Entry to the house is through a court of protruding and detached forms detailed in response to the available views from the interior spaces and exterior terraces to the water. A central (chimney) tower orientates the house north–south while attenuating and anchoring the overall spatial reading within the site’s sloping gradient. The proportions, systems, and materiality of the house promote an environmental balance. Passive solar shading and ventilation augment the geothermal heating and cooling. The green roof, cedar shake, and shingled volumes serve to support and merge with the local ecology.
YN-13 House is conceived as a floating mass. Its monolithic expression and rendered dimensions negotiate alternating states in defining the house’s presence and ‘absence’ within the site. The cut of its pitched roof and symmetrically protruding corners underscore the primary views into the landscape along the south-east/north-west axis. Reducing the number of interior partitions on the first level allows for an uninterrupted flow of space and program elements while expansive glazing connects it to exterior spaces and the landscape beyond. The upper volume bedroom spaces are strategically punctuated by a series of openings for light and air while an interior spatial void tower connects the floors, thereby allowing air to flow internally and via the adjacent chimney volume externally.
The programmed volumes’ weathered metal standing seams join the vertical battens of cedar siding in unifying the textures of wall and roof. The single-storied guest wing and garage volumes help define a private exterior space for the swimming pool and lawn.
End Note
Yoshiko Sato and Michael Morris have been partners in the Morris Sato Studio in New York City since 1996. They are recipients of numerous professional awards including the Young Architects Award from the Architectural League of New York (1993), a Fellowship from the New York Foundation for the Arts (1994), the Michael Kalil Fellowship for Smart Sustainable Design (2004), and the invited to participate in the Architectural League’s New York Designs (2005) lecture series. In 2003, Morris and Sato were selected as semi-finalists in collaboration with artist Jody Pinto for the September 11 Memorial Competition in Hoboken, New Jersey. In 2002, the Morris Sato Studio received the Home of the Year Award from Architecture magazine for the “Winter House”, Falls Village, Connecticut. In 1998, they were awarded Best Exhibition Design First Prize from The International Association of Art Critics for 199798 and a Design Distinction from ID magazine for their installation for “Shiro Kuramata 1934-1991” in New York and Montreal.

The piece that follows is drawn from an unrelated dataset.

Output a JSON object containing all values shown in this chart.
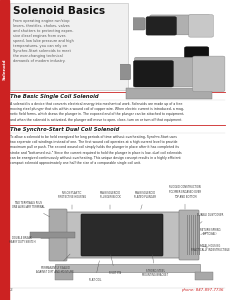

Recently completed projects include the permanent exhibition and archives for the American Express Company at the World Financial Center Lobby in New York City and the international presentations of their multiple award winning LightShowers multimedia installation and at the International Contemporary Furniture Fair (ICFF) in New York representing the DuPont Corporation. Current work, in addition to multiple national projects for DuPont Corporation are residential and commercial commissions in New York City includes:
the Soula House YN-13 Health House, both sustainable designed residences on Shelter Island, New York complete with interior and furniture; a beach house in Amagansett, NY; the phased renovation of New York City’s Vineyard Theatre, an award winning 300 seat Off-Broadway Playhouse; and a suite of new bathroom fixtures for the Japanese-based manufacturer TOTO; and a light fixture for the US-based Ivalo Lighting.